With a remote patient monitoring platform, such as the Alfred SmartCare Platform, which provides a team of experienced patient coaches and specialized nurses through a mobile app, patients receive both emotional peer support and support from digestive disorder nurses in the self-management of their care. Offering support from nurses who specialize in digestive disorders helps to ensure patients are receiving customized care from people who truly understand their chronic illness.
Many of these patients have experienced long and traumatic health journeys and having access to patient-centric technology and virtual coaches who have endured similar ostomy and digestive disorder challenges is incredibly beneficial to the patient. With 24/7 care and support, this system can help reduce hospital readmission and improve the overall quality of care. In both of the cardiology and patient-centric remote patient monitoring examples, there is patient benefit in a normal, non-pandemic crisis world. The benefit of virtual services during this social distancing era is critically important for both chronically ill patients as well as the overall population of people who are working to reduce the exposure and spread of the virus.
The Path Forward
Technology is an incredibly profound aspect of our daily lives, yet the adoption of technology in the medical field has crawled in comparison to other industries. We should be utilizing the technology available to us to provide better care to patients and to alleviate demand on providers. The coronavirus pandemic has brought a lot of pain and suffering, but in the end, health care will be changed forever. It’s unfortunate that it took a crisis to show us the clear benefit and need for advanced technologies such as telehealth and remote patient monitoring. Moving forward, these services will likely become standard instead of being an added benefit. It will help us predict outcomes rather than reacting to them. Being able to provide preventative care doesn’t just avoid patient suffering, but can also alleviate administration burden and drive down overall health care costs.

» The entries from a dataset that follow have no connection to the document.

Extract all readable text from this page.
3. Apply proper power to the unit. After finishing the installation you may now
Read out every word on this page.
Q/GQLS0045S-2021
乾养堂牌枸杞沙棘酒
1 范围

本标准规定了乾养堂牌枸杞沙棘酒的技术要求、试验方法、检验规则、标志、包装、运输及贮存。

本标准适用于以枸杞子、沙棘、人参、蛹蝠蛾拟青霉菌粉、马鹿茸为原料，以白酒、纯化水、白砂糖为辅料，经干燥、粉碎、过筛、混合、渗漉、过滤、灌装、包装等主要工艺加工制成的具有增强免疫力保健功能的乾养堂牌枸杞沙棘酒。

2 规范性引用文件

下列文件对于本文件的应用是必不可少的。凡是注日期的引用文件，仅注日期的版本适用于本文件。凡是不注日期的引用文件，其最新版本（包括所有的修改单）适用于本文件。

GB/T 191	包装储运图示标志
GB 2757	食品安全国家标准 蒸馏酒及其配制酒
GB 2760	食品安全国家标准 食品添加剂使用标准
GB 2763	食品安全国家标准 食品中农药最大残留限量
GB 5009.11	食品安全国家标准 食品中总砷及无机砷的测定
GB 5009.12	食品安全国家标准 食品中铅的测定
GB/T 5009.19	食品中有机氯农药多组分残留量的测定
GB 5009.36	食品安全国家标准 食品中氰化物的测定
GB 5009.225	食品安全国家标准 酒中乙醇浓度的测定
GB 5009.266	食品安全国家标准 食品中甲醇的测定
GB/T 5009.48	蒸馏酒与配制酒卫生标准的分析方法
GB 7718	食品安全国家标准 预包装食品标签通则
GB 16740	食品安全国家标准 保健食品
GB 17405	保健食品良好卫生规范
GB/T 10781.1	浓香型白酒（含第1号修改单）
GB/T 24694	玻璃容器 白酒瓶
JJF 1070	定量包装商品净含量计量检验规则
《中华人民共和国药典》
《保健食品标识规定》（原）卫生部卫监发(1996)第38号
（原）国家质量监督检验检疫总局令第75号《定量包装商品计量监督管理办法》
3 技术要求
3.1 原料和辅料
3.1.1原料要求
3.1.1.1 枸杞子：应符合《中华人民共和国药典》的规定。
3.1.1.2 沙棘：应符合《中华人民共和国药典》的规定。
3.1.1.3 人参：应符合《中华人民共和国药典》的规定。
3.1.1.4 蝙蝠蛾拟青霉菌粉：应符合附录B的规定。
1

As medtech providers, health care providers and patients, we collectively need to push for the transformation of remote patient care so patients of various illnesses can receive the care they need when they need it. If we aren’t using the technology that surrounds us and dominates every other aspect of our lives, we aren’t equipping physicians and patients with the best tools to manage, treat and prevent illness. As the coronavirus pandemic continues to impact far too many, I encourage others to consider and adopt technology to help the patients who need care but are confined to the walls of their home. I encourage people to continue to identify new and innovative methods of care that will help people stay healthy and live life with quality.